CHP liderini cezaevine alelacele ziyarete götürenler Selahattin Demirtaş üzerinden CHP’de varlığını sürdürmek isteyenlerdir. Bu yapıların tek derdi Kürt Halkı değil kendilerinin siyasi varlığını korumak istemeleridir.
Ayrıca Selahattin Demirtaş’ın bu süreç dışında kaldığı varsayımından hareket edersek CHP üzerinden bir kanal açmak ve sürece dâhil edilmek isteniliyor.
2015-2016 yıllarında “seni başkan yaptırmayacağız’’ veya “partiye gelir bir kaçak çay içer gider’’ gibi anlamsız şekilde sürece katkı sunmayan ve Kürt Halkının iradesinin dışında Kürtlerin temel ve hak hürriyetlerini savunmak yerine AK Parti ile CHP arasında iktidar kavgasında taraf tutması gibi çıkışları nedeniyle dışında kaldığı gözüküyor.
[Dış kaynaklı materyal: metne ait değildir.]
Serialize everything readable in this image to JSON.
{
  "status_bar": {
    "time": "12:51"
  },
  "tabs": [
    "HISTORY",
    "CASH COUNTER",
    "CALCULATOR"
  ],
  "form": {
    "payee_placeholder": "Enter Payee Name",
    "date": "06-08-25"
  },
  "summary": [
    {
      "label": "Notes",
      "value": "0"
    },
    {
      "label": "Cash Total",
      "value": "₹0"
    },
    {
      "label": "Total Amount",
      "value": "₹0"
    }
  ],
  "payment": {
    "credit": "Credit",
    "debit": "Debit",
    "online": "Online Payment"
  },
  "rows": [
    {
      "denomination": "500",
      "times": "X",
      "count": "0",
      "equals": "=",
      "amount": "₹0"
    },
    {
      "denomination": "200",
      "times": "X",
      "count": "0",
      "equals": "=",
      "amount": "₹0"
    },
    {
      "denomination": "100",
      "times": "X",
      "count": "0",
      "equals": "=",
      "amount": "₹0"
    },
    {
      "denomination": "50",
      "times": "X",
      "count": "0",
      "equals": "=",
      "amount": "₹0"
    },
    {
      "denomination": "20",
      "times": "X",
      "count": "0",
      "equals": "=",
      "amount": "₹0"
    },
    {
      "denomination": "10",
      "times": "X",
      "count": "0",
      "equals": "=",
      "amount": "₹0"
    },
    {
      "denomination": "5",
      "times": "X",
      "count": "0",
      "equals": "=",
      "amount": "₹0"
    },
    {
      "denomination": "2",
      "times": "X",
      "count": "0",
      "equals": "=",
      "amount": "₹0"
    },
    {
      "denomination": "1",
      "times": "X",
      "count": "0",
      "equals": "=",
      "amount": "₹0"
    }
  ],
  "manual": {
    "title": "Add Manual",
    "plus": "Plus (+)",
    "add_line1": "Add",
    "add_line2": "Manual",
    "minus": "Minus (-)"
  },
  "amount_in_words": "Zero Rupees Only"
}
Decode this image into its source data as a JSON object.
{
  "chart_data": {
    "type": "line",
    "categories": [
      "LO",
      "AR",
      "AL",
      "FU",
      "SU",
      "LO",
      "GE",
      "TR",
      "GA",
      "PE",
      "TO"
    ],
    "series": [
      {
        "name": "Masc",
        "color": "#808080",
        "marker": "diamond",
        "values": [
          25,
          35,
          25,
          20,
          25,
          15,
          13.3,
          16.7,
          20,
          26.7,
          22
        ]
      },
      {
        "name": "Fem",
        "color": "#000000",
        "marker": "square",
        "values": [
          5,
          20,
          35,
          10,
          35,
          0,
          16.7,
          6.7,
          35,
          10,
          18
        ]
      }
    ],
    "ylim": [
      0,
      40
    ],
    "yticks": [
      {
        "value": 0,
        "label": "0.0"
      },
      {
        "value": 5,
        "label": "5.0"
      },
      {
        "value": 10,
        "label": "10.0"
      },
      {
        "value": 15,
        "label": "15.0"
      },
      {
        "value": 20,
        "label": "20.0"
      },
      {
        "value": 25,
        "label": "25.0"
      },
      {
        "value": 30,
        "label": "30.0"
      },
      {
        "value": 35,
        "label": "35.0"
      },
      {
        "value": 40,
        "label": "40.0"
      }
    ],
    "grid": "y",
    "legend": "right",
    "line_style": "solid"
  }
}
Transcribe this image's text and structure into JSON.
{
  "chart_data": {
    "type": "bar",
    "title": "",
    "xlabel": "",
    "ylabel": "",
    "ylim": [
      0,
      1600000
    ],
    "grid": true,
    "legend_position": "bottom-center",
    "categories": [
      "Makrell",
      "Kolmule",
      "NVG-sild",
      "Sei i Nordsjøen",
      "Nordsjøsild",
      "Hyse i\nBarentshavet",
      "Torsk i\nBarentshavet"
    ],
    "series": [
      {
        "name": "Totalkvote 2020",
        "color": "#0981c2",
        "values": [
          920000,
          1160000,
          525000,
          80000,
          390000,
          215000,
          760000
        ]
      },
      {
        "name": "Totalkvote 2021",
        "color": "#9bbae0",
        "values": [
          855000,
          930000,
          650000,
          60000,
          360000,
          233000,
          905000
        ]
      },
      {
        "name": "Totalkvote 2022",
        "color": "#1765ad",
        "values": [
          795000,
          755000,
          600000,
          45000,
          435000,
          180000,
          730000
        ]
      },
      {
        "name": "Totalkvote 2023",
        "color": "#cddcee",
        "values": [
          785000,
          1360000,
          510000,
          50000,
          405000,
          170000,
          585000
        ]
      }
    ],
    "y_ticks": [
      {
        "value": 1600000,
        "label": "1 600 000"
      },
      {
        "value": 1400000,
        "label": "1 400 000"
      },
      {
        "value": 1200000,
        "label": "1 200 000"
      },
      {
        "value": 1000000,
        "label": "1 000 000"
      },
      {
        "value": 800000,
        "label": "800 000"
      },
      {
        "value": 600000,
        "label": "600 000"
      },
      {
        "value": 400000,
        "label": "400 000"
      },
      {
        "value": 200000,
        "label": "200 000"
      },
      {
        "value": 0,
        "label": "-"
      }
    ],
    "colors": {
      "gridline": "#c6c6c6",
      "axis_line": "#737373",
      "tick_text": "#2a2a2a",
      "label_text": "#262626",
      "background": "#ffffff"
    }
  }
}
Kürtler sürecin ciddiyetinin farkında mı?
Kürtler neleri tartışıyor.
-Öcalan önümüzdeki günlerde bir açıklama yapacağı gözüküyor.
-A.Ö. Kamuoyuna açıklama yapmaya ve PKK tasfiye etmeye hazır mı?
-Türkiyelileşme meselesinde adımlar atılmalı mıdır?
-Apo Türk Devleti’nin söylediği şeyleri söyleyecek konuşmasının perspektifini kendine göre çizer?
Diğer bir önemli konu ise:
PKK, ABD ve Mazlum Kobani’in bu gelişmeler karşısında ne diyeceğidir?
ABD’nin müsaade edip etmeyeceği, müsaade etmemesi halinde gelişmelerin seyrinin ne olacağı?
Türkiye’ye alın size Rojava’yı verin bize Kuzeyi diyebilirler mi?
Rusya’nın tavrı ne olur?
AB tavrı bu süreçte kendisini ne ölçüde gösterir?
Sürecin bitmesi için aktivistler rol alır ve sonuçları ne olur?
Yüzlerce soru ve aranan cevapların ne olacağını önümüzdeki günlerde hep birlikte göreceğiz.